Which basically proves that given request was passed to domain example.com base on provided configuration.

curl 'localhost:5000' -H 'environment: dev'
<!doctype html>
<html>
<head>
    <title>Example Domain</title>

    <meta charset="utf-8" />
...

E2E

Very similar flow(example.com replaced with local destination-app) is provided as basic End to End test inside deploy script.
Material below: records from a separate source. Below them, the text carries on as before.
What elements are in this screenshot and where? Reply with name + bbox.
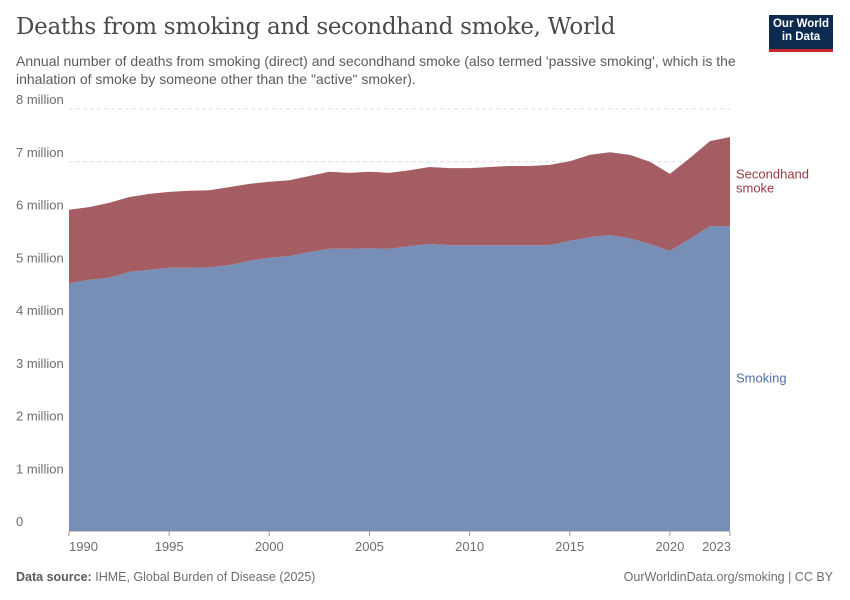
- series-label: Smoking: [736, 371, 787, 386]
- x-tick-label: 1990: [69, 539, 98, 554]
- series-label-line: smoke: [736, 181, 774, 196]
- chart-subtitle: Annual number of deaths from smoking (di…: [16, 53, 736, 87]
- area-smoking: [69, 226, 730, 532]
- series-label-line: Smoking: [736, 371, 787, 386]
- x-tick-label: 2020: [655, 539, 684, 554]
- x-tick-label: 2005: [355, 539, 384, 554]
- series-label: Secondhand smoke: [736, 167, 809, 196]
- y-tick-label: 5 million: [16, 250, 64, 265]
- x-tick-label: 2023: [702, 539, 731, 554]
- x-tick-label: 2010: [455, 539, 484, 554]
- area-secondhand-smoke: [69, 136, 730, 284]
- credit-link[interactable]: OurWorldinData.org/smoking | CC BY: [623, 570, 833, 584]
- x-tick-label: 2015: [555, 539, 584, 554]
- series-label-line: Secondhand: [736, 167, 809, 182]
- x-tick-label: 2000: [255, 539, 284, 554]
- source-label: Data source:: [16, 570, 92, 584]
- y-tick-label: 7 million: [16, 145, 64, 160]
- data-source: Data source: IHME, Global Burden of Dise…: [16, 570, 315, 584]
- y-tick-label: 6 million: [16, 198, 64, 213]
- owid-logo[interactable]: Our World in Data: [769, 15, 833, 52]
- source-text: IHME, Global Burden of Disease (2025): [95, 570, 316, 584]
- y-tick-label: 4 million: [16, 303, 64, 318]
- x-tick-label: 1995: [155, 539, 184, 554]
- chart-title: Deaths from smoking and secondhand smoke…: [16, 14, 616, 40]
- y-tick-label: 2 million: [16, 409, 64, 424]
- y-tick-label: 3 million: [16, 356, 64, 371]
- y-tick-label: 8 million: [16, 92, 64, 107]
- y-tick-label: 1 million: [16, 461, 64, 476]
- y-tick-label: 0: [16, 514, 23, 529]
For detail please check Project CI/CD

Configuration

Passing config

App is reading configuration from path specified by environment variable SIDECAR_CONFIG. If variable is not setup, it fallback to config.yaml.

Config schema

rewrites: # set of rewrite rules
  dev: # value of key propery. i.e -H 'environment: dev'
    patch: # action type
      - key: Host # header key
        val: example.com # header value
      - key: dispatched
        val: true
    destination: http://example.com # (optional) destination url
key: environment # key used to dispatch request
destination: http://example.org # default destination url

Project CI/CD

Check workflows.

Performance

Given data were generated for tags: 0.0.2 and 0.0.3

Environment:

	Host	Minikube
CPU (i7-8550U)	8cpu	4vcpu
RAM	32	8

Http req duration

version	max(ms)	p95(ms)	p90(ms)	min(ms)	Vus
bare	45	13	6	0	200
0.0.2 (py)	170	144	128	4	200
0.0.3 (go)	57	34	24	1	200

Grafana screenshots

performance
Direct proxy pass
0.0.2 (py)
0.0.3 (go)

Project evolution

First version of this project was developed using python asgi using quart framework. This old version is tagged as 0.0.2 and due to not sufficent performance was rewritten using golang which significantly improves performance.